The jokes on SABC3's Taryn and Sharon don't quite sink in

2017-12-10 00:00
 

Taryn and Sharon

SABC3 (DStv channel 193)

Friday, 19:30

Rating: 3/5

Cape Town - The description for SABC3 comedy drama Taryn and Sharon reads: “Taryn and Sharon find themselves on the wrong side of 30 and desperately looking for rich, handsome and agreeable husbands to marry and make babies with.”

On the wrong side of 30? What does that even mean? The idea that a woman is “over the hill” if she’s not married by 30 is outdated.

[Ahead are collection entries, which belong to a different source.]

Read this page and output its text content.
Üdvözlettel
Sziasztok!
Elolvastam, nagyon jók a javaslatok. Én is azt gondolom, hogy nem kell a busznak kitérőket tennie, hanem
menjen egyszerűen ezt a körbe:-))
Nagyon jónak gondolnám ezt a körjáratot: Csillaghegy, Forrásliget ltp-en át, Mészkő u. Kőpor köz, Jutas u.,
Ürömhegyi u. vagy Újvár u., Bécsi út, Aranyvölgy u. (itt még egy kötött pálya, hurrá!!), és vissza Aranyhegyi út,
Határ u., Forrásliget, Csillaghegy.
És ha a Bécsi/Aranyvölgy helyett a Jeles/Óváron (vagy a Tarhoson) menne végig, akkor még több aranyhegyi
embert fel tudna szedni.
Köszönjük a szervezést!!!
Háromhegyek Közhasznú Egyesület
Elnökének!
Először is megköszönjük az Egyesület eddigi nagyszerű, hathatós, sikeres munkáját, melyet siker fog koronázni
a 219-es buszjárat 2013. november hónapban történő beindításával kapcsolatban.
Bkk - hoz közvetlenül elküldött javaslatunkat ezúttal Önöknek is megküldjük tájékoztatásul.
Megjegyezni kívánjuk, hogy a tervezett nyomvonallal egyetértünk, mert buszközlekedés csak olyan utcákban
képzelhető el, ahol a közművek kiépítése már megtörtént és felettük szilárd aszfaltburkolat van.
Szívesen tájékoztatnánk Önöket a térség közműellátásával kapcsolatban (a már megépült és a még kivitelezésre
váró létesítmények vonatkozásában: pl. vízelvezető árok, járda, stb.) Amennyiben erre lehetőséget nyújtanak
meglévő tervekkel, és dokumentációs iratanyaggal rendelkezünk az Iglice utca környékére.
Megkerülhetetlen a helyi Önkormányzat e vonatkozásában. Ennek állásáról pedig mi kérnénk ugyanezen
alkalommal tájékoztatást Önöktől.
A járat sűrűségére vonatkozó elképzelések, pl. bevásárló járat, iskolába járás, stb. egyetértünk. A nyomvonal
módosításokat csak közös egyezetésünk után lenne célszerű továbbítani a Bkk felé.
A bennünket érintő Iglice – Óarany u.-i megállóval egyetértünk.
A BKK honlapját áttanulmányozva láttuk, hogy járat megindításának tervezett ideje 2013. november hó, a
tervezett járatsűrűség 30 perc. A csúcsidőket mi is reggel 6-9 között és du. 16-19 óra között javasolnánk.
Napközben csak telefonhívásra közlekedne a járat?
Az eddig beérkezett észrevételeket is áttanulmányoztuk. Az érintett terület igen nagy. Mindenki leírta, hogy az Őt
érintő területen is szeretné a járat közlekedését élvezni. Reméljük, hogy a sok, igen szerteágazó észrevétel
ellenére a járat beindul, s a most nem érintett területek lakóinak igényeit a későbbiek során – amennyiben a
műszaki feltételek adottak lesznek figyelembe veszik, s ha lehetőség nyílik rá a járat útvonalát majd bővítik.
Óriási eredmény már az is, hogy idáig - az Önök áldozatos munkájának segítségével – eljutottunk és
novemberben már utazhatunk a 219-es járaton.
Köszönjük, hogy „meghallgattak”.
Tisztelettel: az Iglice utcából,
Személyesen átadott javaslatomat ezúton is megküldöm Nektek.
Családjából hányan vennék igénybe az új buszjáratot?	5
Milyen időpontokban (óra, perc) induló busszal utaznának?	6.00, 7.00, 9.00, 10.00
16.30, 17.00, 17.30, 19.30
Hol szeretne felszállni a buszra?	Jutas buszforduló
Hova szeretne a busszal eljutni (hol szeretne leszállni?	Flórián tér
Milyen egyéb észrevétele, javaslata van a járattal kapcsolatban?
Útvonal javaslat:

Sexist premise aside, the show has a fresh look and feel, and was shot on location and not in a studio. The aesthetic evokes the styling of shows such as Arrested Development as the hand-held camera work gives it a hyper-real feel. It’s like you’re peering right into the lives of these colourful characters.

The cast isn’t bad either, with Melissa Haiden as Taryn and Amanda Du-Pont as Sharon. The leading ladies could at times be accused of overacting, but I’m not convinced that they’re without skill.

Things are elevated by the legend that is Lillian Dube, who plays a pessimistic domestic worker. Her delivery and comic timing are unrivalled and she outshines most of the cast.

Russel Savadier, a seasoned actor in his own right, enjoys quite a bit of screen time alongside Dube. These scenes provide a sturdy foundation for what is sometimes a very funny show.

Du Pont and Haiden are supported by the likes of Mary-Anne Barlow and SAFTA award winning Fiona Ramsey, both of whom are under-used in this.

The rave-like David Guetta-esque music they use as the theme song and in between scenes gives the show a Ryan Seacrest productions feel, I gather the idea is that the two leading actresses are the quintessential plastics – vapid sisters slowly learning the importance of things like family and friendship.

The problem is that everything is too cute and coy. We’re a South African audience – we know life isn’t just Gucci bags and silly gags. In one episode for instance, Taryn and Sharon babysit a friend’s baby. They change its nappy and the baby pees on them. It’s all so formulaic and expected.

The timing in it also needs work. Some of the funny moments need to be extended and given room for the jokes to marinate. Very often the punchy moments go by so rapidly that you aren’t certain if what you just heard was funny.

This is the prime example of a show that could improve with time and once the writers have settled in.